Re: Transformation Rules

*To*: mathgroup at smc.vnet.net*Subject*: [mg119722] Re: Transformation Rules*From*: Bob Hanlon <hanlonr at cox.net>*Date*: Sat, 18 Jun 2011 19:57:09 -0400 (EDT)*Reply-to*: hanlonr at cox.net

data = RandomInteger[100, 10] {3, 27, 71, 1, 84, 42, 80, 55, 95, 33} data //. {s___, x_, e___} /; x <= Max[s] :> {s, e} {3, 27, 71, 84, 95} Bob Hanlon ---- Stefan Salanski <wutchamacallit27 at gmail.com> wrote: ============= Hey everyone, I found a sort of intro/tutorial notebook on my hard drive that I must have downloaded a while ago. "ProgrammingFundamentals.nb". I am not sure of the source, though the author appears to be a Mr. Richard Gaylord. "These notes form the basis of a series of lectures given by the author, in which the fundamental principles underlying Mathematica's programming language are discussed and illustrated with carefully chosen examples.
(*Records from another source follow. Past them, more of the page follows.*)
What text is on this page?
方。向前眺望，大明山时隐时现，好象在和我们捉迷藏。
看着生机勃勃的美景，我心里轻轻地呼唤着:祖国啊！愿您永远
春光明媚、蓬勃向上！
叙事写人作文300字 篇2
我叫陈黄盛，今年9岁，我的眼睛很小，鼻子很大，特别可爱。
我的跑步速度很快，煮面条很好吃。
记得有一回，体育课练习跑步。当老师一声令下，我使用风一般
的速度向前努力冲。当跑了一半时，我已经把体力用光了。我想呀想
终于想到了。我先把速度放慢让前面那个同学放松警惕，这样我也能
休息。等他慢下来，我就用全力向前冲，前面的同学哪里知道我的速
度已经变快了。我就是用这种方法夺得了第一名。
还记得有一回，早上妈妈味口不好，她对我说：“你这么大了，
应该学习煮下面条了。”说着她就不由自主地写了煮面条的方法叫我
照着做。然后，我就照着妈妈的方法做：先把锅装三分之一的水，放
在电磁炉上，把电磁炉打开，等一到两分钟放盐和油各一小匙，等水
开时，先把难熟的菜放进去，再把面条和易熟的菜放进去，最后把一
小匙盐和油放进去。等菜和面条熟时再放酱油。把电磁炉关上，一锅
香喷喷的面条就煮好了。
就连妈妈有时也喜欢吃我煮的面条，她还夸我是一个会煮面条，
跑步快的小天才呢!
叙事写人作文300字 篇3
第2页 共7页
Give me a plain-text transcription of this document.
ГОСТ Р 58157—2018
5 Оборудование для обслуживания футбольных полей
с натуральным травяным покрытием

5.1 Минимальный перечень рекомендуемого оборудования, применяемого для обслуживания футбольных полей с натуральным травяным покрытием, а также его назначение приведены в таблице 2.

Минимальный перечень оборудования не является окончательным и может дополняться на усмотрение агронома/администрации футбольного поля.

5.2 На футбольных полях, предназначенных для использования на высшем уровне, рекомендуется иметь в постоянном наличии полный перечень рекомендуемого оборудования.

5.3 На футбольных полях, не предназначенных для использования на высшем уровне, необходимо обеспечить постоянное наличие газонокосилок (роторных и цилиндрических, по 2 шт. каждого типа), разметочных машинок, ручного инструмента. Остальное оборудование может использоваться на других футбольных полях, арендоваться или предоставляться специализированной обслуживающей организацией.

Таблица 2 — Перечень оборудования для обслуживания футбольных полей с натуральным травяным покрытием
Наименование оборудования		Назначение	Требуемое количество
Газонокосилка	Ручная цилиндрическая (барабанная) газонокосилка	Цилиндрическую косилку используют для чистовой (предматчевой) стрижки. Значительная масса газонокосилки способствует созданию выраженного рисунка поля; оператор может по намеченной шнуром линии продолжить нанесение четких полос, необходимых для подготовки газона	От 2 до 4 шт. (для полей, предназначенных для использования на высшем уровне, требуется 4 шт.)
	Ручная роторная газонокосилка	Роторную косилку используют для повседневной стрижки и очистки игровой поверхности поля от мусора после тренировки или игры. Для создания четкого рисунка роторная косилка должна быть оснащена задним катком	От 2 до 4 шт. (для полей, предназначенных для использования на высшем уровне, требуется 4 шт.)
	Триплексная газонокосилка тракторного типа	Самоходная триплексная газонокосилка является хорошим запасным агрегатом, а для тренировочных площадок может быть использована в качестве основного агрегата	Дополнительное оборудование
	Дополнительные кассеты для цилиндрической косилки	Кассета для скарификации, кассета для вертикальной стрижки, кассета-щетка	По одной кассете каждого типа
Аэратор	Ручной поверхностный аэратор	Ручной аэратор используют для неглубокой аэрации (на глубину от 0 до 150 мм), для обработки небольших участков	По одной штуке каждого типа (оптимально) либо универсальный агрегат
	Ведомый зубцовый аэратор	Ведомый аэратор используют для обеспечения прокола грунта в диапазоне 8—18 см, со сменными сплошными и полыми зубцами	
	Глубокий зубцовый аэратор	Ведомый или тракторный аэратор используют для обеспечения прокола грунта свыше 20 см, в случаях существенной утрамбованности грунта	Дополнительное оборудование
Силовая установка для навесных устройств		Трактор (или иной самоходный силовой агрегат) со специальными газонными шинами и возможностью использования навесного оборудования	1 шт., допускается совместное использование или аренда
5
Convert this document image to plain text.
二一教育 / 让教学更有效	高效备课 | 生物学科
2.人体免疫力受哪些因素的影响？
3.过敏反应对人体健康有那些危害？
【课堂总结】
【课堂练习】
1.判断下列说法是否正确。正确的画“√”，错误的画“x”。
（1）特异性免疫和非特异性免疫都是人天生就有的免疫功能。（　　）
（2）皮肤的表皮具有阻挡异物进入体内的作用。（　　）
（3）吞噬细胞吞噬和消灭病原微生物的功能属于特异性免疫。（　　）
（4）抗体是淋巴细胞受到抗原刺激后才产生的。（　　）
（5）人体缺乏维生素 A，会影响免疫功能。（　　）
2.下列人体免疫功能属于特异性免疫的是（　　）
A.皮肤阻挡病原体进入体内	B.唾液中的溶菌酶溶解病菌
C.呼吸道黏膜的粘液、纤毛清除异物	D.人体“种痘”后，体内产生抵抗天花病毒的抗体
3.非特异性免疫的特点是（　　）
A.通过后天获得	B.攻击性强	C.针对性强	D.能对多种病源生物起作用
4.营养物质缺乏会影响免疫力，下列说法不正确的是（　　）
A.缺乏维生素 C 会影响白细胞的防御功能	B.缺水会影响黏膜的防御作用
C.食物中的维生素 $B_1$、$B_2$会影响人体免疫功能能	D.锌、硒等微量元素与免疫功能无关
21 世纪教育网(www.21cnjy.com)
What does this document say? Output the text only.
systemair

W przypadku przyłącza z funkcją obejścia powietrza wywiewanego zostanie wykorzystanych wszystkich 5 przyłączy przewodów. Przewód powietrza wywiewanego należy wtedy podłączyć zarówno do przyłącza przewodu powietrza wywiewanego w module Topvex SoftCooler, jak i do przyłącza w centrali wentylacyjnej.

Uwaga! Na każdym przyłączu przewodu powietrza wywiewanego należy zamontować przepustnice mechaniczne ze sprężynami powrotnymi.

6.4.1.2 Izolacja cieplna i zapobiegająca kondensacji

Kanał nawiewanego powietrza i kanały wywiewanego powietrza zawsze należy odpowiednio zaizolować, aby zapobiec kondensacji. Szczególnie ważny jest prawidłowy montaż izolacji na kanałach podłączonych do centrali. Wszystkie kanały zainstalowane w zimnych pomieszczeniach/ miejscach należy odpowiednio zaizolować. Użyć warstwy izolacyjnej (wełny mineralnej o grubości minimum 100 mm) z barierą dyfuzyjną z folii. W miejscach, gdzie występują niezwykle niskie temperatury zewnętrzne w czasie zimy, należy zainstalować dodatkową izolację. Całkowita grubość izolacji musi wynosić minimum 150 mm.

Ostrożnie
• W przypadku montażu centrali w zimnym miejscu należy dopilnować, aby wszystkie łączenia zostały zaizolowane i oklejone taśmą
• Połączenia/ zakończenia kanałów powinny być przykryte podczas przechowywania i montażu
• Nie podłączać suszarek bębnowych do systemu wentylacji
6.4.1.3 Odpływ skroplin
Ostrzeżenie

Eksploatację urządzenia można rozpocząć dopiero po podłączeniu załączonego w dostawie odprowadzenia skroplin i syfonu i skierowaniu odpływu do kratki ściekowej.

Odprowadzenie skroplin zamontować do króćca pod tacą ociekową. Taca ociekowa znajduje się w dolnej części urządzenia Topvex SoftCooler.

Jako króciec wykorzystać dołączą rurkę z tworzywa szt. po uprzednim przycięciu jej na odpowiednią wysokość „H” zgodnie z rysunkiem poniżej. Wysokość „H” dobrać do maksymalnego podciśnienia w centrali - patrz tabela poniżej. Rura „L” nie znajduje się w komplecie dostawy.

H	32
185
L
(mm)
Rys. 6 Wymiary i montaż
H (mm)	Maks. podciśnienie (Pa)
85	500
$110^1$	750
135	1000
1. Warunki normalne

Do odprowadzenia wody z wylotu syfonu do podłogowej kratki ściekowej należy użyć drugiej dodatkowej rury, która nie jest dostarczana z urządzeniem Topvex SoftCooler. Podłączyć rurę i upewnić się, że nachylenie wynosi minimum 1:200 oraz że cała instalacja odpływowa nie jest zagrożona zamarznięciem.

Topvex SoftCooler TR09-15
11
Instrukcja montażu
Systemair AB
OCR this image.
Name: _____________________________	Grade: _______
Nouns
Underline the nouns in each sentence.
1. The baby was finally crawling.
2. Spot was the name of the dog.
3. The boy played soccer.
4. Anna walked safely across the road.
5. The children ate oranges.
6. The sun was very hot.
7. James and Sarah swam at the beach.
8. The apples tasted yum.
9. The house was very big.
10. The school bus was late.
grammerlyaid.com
This is not a transcription of those lectures, but the note set was used to create a set of transparencies which Professor Gaylord showed and spoke about during his lectures. These notes formed the basis for both a single 6 hour one-day lecture and a series of four 90 minute lectures, delivered to professionals and to students." I sent it to a friend and recommended that he look through and try out some of the exercises to become more familiar with Mathematica. It was written in a previous version of Mathematica (dunno which, just not 8), but still has a lot of great exercises to try out. (the only real difference being the new implementation of RandomInteger and RandomReal instead of Random[Integer] and Random[Real]) Anyway, I have gotten stumped on one of the Transformation Rule exercises which I have restated below: Use a transformation rule to take a list of elements and return a list of those elements that are greater than all of the preceding elements in the list. How can this be done with transformation rules?